Take a government school classroom. The bell rings, but the teacher doesn’t. After half an hour, chalk flies like arrows, paper rockets become guided missiles, and the girls scream while the boys laugh like they’ve invented comedy. The headmaster storms in, scolds, leaves—and order collapses again within seconds. When the teacher finally arrives, she takes attendance and disappears like Houdini. Lesson of the day? Students learn that time, rules, and responsibility are all optional.
Step into a government office, and you enter a black hole of productivity. Doors open at 10 am, but if work starts by 11, it’s a national miracle. Karnataka even boasts the legendary ‘banana break’ at 11 sharp, because why bother with files when fruit is waiting? Across India, governance is less about serving the people and more about perfecting the art of creative delay.
Retired teacher Meera nails it, “Whether it’s roads, hospitals, courts, or even Parliament, the pride of democracy, discipline is missing in action. Queues are broken, rules exist only in rulebooks, and time is treated like dirt. Indians don’t just bend rules, we worship the shortcut.”
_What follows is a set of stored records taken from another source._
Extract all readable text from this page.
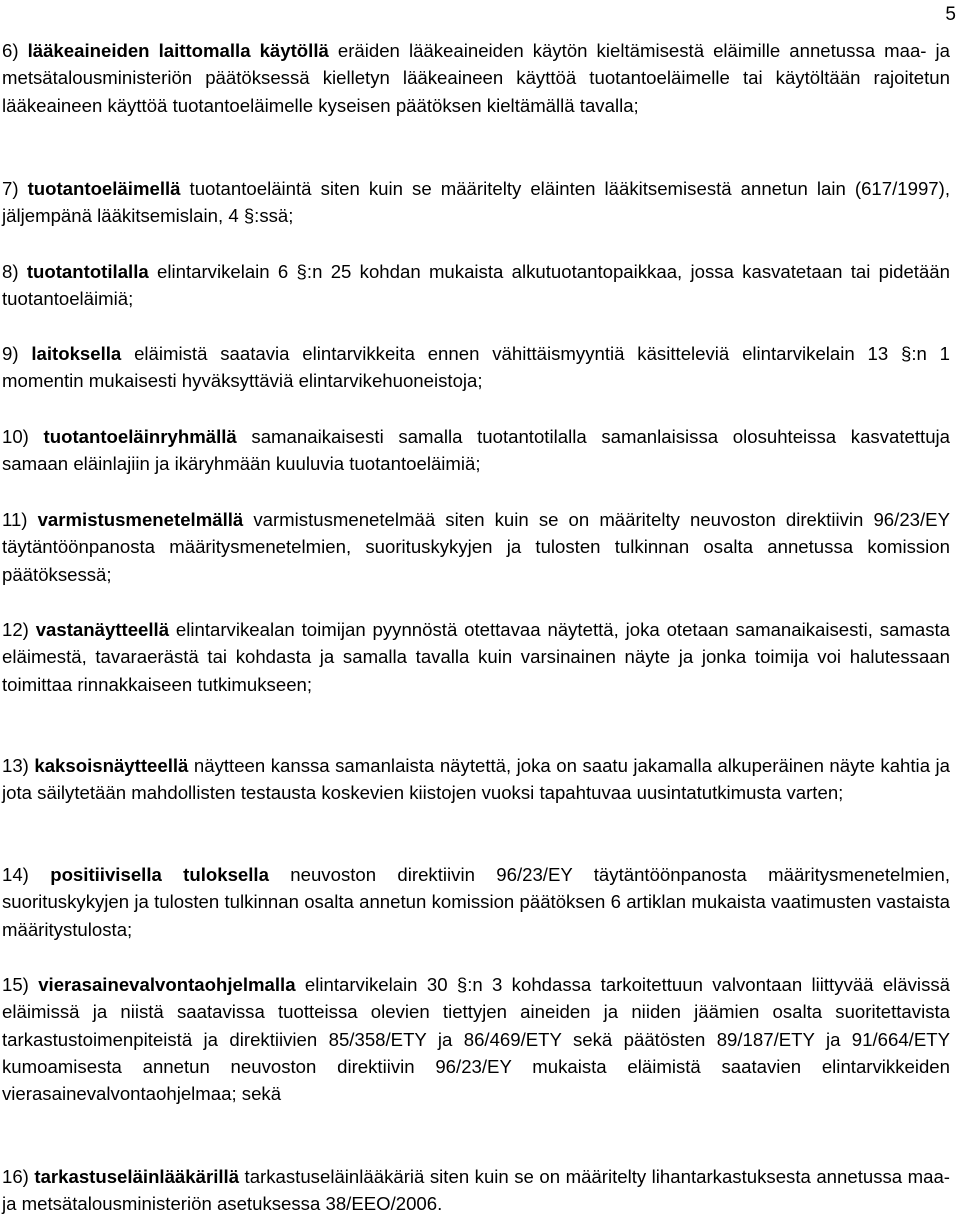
5
6) lääkeaineiden laittomalla käytöllä eräiden lääkeaineiden käytön kieltämisestä eläimille annetussa maa- ja metsätalousministeriön päätöksessä kielletyn lääkeaineen käyttöä tuotantoeläimelle tai käytöltään rajoitetun lääkeaineen käyttöä tuotantoeläimelle kyseisen päätöksen kieltämällä tavalla;
7) tuotantoeläimellä tuotantoeläintä siten kuin se määritelty eläinten lääkitsemisestä annetun lain (617/1997), jäljempänä lääkitsemislain, 4 §:ssä;
8) tuotantotilalla elintarvikelain 6 §:n 25 kohdan mukaista alkutuotantopaikkaa, jossa kasvatetaan tai pidetään tuotantoeläimiä;
9) laitoksella eläimistä saatavia elintarvikkeita ennen vähittäismyyntiä käsitteleviä elintarvikelain 13 §:n 1 momentin mukaisesti hyväksyttäviä elintarvikehuoneistoja;
10) tuotantoeläinryhmällä samanaikaisesti samalla tuotantotilalla samanlaisissa olosuhteissa kasvatettuja samaan eläinlajiin ja ikäryhmään kuuluvia tuotantoeläimiä;
11) varmistusmenetelmällä varmistusmenetelmää siten kuin se on määritelty neuvoston direktiivin 96/23/EY täytäntöönpanosta määritysmenetelmien, suorituskykyjen ja tulosten tulkinnan osalta annetussa komission päätöksessä;
12) vastanäytteellä elintarvikealan toimijan pyynnöstä otettavaa näytettä, joka otetaan samanaikaisesti, samasta eläimestä, tavaraerästä tai kohdasta ja samalla tavalla kuin varsinainen näyte ja jonka toimija voi halutessaan toimittaa rinnakkaiseen tutkimukseen;
13) kaksoisnäytteellä näytteen kanssa samanlaista näytettä, joka on saatu jakamalla alkuperäinen näyte kahtia ja jota säilytetään mahdollisten testausta koskevien kiistojen vuoksi tapahtuvaa uusintatutkimusta varten;
14) positiivisella tuloksella neuvoston direktiivin 96/23/EY täytäntöönpanosta määritysmenetelmien, suorituskykyjen ja tulosten tulkinnan osalta annetun komission päätöksen 6 artiklan mukaista vaatimusten vastaista määritystulosta;
15) vierasainevalvontaohjelmalla elintarvikelain 30 §:n 3 kohdassa tarkoitettuun valvontaan liittyvää elävissä eläimissä ja niistä saatavissa tuotteissa olevien tiettyjen aineiden ja niiden jäämien osalta suoritettavista tarkastustoimenpiteistä ja direktiivien 85/358/ETY ja 86/469/ETY sekä päätösten 89/187/ETY ja 91/664/ETY kumoamisesta annetun neuvoston direktiivin 96/23/EY mukaista eläimistä saatavien elintarvikkeiden vierasainevalvontaohjelmaa; sekä
16) tarkastuseläinlääkärillä tarkastuseläinlääkäriä siten kuin se on määritelty lihantarkastuksesta annetussa maa- ja metsätalousministeriön asetuksessa 38/EEO/2006.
Traffic rules? Oh, those are just pretty signs for decoration. Lane-changing is an extreme sport, red lights are suggestions, and honking is our national language. Pedestrians play Russian roulette with speeding cars, and drivers treat zebra crossings like racing stripes. At railway stations and government counters, queues resemble rugby scrums, every man for himself, until a VIP or bribe blows the whistle.
Ah, Parliament, the sanctum sanctorum of democracy, or so the textbooks claim. Instead of debates, we get screaming matches, microphone-breaking contests, chair-throwing championships, and the occasional fistfight. Bills are not passed; they are wrestled into submission. As Prof Paras Nath Chaudhary says, “This is not democracy’s pride, it’s democracy’s punchline.”
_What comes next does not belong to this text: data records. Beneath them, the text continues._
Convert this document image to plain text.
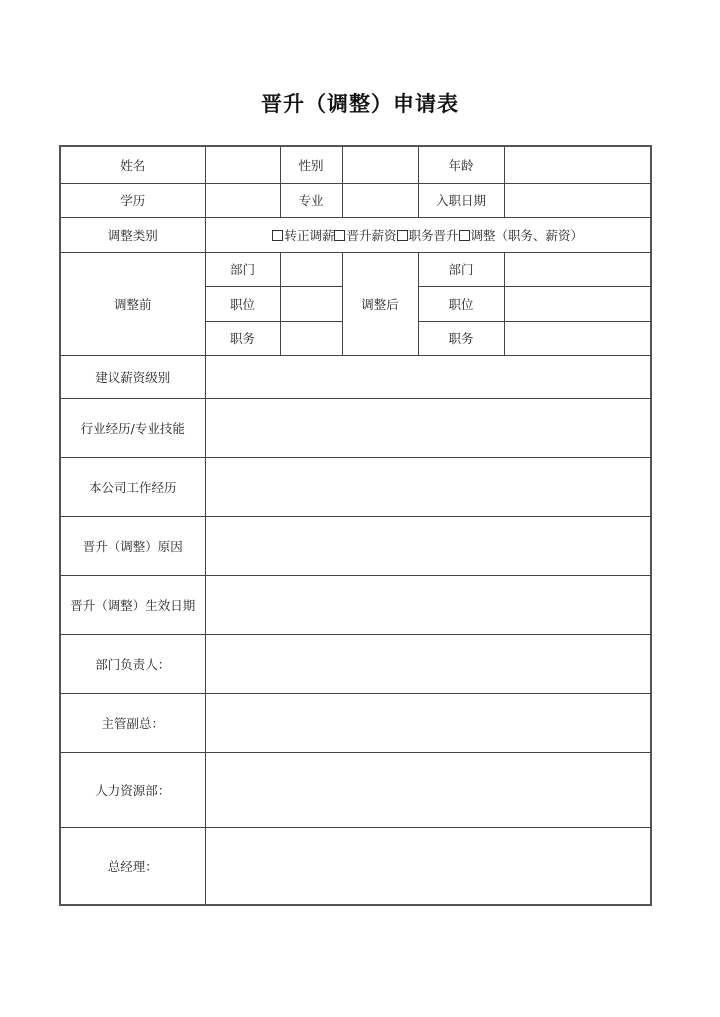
晋升（调整）申请表
姓名		性别		年龄	
学历		专业		入职日期	
调整类别	转正调薪 晋升薪资 职务晋升 调整（职务、薪资）				
调整前	部门		调整后	部门	
	职位			职位	
	职务			职务	
建议薪资级别					
行业经历/专业技能					
本公司工作经历					
晋升（调整）原因					
晋升（调整）生效日期					
部门负责人：					
主管副总：					
人力资源部：					
总经理：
In India, late-latif isn’t an insult; it’s a lifestyle. Arriving late is cool, missing deadlines is fashionable, and breaking promises is a career skill. Collective time wastage is practically a GDP sector. Sprinkle in corruption, where every service has a ‘shortcut fee’, and you’ve got a perfect recipe for national stagnation, garnished with bribes.
Now let’s look at Japan. In schools, kids clean classrooms, share tasks, and learn discipline as naturally as breathing. Responsibility isn’t lectured, it’s lived. That’s why their trains, the Shinkansen, apologise if they’re late by even a minute, while in India, entire lifetimes can pass waiting for a train, a file, or a government scheme.
Japan rose from the ashes of nuclear devastation to economic superpower status. India, with all its resources and talent, still struggles to rise above traffic jams and missing teachers.
The contrast is painful, almost humiliating. Japan turned discipline into prosperity; India turned indiscipline into culture. We have the talent, resources, and ambition, but zero respect for rules. And that single missing ingredient is both our dead weight and our silver bullet.
Unless India decides that rules are meant to be followed, not broken, bent, or bought—our progress will remain what it is today: loud, chaotic, and permanently stuck at a red light.